Am 22. Juni 2022 hat die Europäische Kommission ihren Vorschlag für eine Verordnung zur nachhaltigen Verwendung von Pflanzenschutzmitteln vorgestellt. Der Vorschlag enthält unter anderem ein Verbot aller Pflanzenschutzmittel in sensiblen Gebieten. Neben städtischen Grünflächen, einschließlich Spielplätzen, Schulen, Freizeit- und Sportplätzen und öffentlichen Wegen, zählen dazu auch Landschaftsschutzgebiete und Natura 2000-Gebiete. Insbesondere das Verbot von Pflanzenschutzmitteln in Landschaftsschutzgebieten und Natura 2000-Gebieten sorgt sowohl bei Landwirten als auch bei Naturschützern für Aufregung. Dazu erklären:

Peter Liese (CDU), umweltpolitischer Sprecher der EVP-Fraktion im Europaparlament:

„Als Umweltpolitiker und Arzt bin ich dafür, dass sparsam mit Pflanzenschutzmitteln umgegangen wird und auf diese so weit wie möglich verzichtet wird. Aber der Vorschlag der Europäischen Kommission kommt zur falschen Zeit und er weist erhebliche Mängel auf. In dieser Form werde ich ihn auf keinen Fall unterstützen. Ich appelliere an die Europäische Kommission, ihn zurückzuziehen und grundsätzlich zu überarbeiten. Insbesondere das totale Verbot von Pflanzenschutzmittel-Einsatz in sogenannten sensiblen Gebieten ist aus meiner Sicht nicht zu verantworten.
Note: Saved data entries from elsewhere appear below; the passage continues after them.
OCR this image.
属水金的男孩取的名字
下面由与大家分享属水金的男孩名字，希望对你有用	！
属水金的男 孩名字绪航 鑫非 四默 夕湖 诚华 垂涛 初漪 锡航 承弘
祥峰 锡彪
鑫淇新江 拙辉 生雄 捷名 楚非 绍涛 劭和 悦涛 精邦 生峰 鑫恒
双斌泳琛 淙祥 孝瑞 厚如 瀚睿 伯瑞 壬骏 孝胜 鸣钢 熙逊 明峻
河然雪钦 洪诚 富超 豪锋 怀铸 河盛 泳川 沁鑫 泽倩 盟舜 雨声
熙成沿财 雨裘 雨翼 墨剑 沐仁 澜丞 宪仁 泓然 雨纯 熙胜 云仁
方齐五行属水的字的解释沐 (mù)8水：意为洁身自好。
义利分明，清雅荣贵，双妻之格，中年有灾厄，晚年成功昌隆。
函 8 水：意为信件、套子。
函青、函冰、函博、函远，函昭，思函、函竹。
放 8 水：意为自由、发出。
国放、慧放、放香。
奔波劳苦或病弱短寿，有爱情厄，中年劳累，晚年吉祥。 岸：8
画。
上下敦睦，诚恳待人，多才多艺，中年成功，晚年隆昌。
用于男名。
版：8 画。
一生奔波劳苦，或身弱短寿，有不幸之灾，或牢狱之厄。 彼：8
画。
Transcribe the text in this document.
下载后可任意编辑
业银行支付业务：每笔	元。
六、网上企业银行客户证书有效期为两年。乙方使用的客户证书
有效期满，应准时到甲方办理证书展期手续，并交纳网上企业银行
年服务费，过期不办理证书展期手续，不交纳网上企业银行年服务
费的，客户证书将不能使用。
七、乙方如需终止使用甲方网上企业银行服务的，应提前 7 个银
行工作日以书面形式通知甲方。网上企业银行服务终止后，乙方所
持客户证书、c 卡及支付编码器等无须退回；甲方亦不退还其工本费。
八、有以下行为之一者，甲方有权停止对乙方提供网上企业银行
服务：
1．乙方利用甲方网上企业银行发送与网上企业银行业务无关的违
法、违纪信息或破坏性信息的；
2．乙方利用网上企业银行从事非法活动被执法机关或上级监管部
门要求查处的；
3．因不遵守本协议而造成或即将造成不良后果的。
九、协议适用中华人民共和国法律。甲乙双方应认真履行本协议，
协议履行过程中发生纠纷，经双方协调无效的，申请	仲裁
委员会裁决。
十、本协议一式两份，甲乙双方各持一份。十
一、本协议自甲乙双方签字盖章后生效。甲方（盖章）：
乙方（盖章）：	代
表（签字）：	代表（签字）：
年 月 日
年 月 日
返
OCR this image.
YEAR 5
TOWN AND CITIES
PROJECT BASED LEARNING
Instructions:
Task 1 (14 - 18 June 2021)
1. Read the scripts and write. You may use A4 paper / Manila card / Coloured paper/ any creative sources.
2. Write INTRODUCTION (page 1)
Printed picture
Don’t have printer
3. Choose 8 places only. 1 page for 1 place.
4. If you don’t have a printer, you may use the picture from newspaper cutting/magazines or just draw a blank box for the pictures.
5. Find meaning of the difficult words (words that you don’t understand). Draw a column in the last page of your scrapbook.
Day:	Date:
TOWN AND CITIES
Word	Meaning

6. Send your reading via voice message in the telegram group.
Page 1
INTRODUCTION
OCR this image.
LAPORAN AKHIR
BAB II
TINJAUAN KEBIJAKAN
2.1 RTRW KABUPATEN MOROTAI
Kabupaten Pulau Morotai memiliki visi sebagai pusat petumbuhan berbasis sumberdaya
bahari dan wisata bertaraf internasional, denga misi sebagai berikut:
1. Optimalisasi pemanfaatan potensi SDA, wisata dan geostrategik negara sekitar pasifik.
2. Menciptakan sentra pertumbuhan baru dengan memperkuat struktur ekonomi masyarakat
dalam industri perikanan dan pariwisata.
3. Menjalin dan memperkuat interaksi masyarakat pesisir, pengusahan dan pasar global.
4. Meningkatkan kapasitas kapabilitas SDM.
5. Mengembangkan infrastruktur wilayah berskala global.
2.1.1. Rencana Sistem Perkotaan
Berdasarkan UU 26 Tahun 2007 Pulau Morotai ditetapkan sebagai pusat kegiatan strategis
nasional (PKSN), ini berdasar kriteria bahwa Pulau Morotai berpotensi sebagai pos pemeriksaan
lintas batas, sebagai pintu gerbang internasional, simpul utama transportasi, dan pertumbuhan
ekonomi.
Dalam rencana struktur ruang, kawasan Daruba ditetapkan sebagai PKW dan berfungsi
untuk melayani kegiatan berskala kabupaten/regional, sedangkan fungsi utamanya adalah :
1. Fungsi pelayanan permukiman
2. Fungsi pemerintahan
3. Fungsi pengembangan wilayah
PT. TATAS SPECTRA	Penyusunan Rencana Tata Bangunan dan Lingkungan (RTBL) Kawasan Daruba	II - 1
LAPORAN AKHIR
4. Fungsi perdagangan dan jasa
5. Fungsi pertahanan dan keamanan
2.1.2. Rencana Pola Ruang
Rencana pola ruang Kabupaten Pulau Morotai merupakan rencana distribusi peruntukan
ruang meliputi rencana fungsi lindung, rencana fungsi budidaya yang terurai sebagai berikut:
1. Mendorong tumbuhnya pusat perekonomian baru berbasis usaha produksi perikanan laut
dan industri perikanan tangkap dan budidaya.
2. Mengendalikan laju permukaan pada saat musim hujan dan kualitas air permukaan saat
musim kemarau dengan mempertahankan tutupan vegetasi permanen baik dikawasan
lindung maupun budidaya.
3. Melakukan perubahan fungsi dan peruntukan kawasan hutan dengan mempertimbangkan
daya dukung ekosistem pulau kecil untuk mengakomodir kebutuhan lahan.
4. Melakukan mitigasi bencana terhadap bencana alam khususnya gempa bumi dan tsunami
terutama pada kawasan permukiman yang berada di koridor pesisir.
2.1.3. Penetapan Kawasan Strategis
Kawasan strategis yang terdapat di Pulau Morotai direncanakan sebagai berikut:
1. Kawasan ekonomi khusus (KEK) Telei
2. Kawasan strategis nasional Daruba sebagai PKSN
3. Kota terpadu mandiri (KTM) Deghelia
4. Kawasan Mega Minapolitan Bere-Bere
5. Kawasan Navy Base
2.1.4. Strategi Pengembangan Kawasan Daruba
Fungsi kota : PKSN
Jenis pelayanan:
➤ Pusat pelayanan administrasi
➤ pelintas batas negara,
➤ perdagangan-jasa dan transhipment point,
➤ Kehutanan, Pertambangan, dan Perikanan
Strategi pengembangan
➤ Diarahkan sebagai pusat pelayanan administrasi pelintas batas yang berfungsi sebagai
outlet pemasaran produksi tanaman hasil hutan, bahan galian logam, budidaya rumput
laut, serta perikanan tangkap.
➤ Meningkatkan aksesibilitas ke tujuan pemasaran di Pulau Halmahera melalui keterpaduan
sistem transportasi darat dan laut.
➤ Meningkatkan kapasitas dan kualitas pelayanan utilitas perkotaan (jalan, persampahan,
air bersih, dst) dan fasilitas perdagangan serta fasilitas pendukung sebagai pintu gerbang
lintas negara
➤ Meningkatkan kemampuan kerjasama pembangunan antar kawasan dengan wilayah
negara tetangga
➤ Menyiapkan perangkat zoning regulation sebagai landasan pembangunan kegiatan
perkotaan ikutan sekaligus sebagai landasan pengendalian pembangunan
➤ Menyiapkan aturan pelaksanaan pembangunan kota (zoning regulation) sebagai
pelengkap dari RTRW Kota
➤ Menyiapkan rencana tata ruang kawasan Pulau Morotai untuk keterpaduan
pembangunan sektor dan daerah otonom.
Es kommt immer darauf an, ob der Einsatz von Pflanzenschutzmitteln in diesen sensiblen Gebieten dem Schutzzweck schadet. Das ist in vielen Bereichen einfach nicht der Fall. Deswegen ist der Eingriff unverhältnismäßig.“

Norbert Lins (CDU), Vorsitzender des Ausschusses für Landwirtschaft und ländliche Entwicklung im Europaparlament:

„Der Kommissionsvorschlag der Verordnung zur nachhaltigen Verwendung von Pflanzenschutzmitteln blendet die negativen Konsequenzen für Landwirtschaft, Verbraucher und Ernährungssicherheit vollkommen aus. Zudem sind die Auflagen für Anwenderinnen und Anwender absolut realitätsfremd. Von dem vorgesehenen Pflanzenschutzverbot auf ‚empfindlichen Gebieten‘, wären beispielsweise über ein Viertel der deutschen Agrarfläche betroffen und würde somit für viele Betriebe faktisch ein Berufsverbot bedeuten.
Hinzu kommt, dass, während der Einsatz vom Pflanzenschutz EU-weit um die Hälfte reduziert werden soll, Deutschland trotz der Bemühungen der vergangenen Jahre ein nationales Ziel von über 50% erreichen muss. Aus diesem Grund fordere ich die Kommission auf, ihren Vorschlag noch einmal zu überarbeiten.“

Auch Naturschutzverbände richten sich gegen den Vorschlag in der jetzigen Form. So weist zum Beispiel die Arbeitsgemeinschaft Biologischer Umweltschutz im Kreis Soest exemplarisch auf einen Konflikt in einem der größten Natura 2000-Gebieten Deutschlands, dem Vogelschutzgebiet Hellwegbörde hin. Der Schutzzweck dieses Gebietes ist der Schutz von Bodenbrütern wie der Wiesenweihe. Durch Verzicht auf Pflanzenschutz und verstärkten Einsatz von Instrumenten zur Bodenbearbeitung könnten genau diese Bodenbrüter gefährdet werden.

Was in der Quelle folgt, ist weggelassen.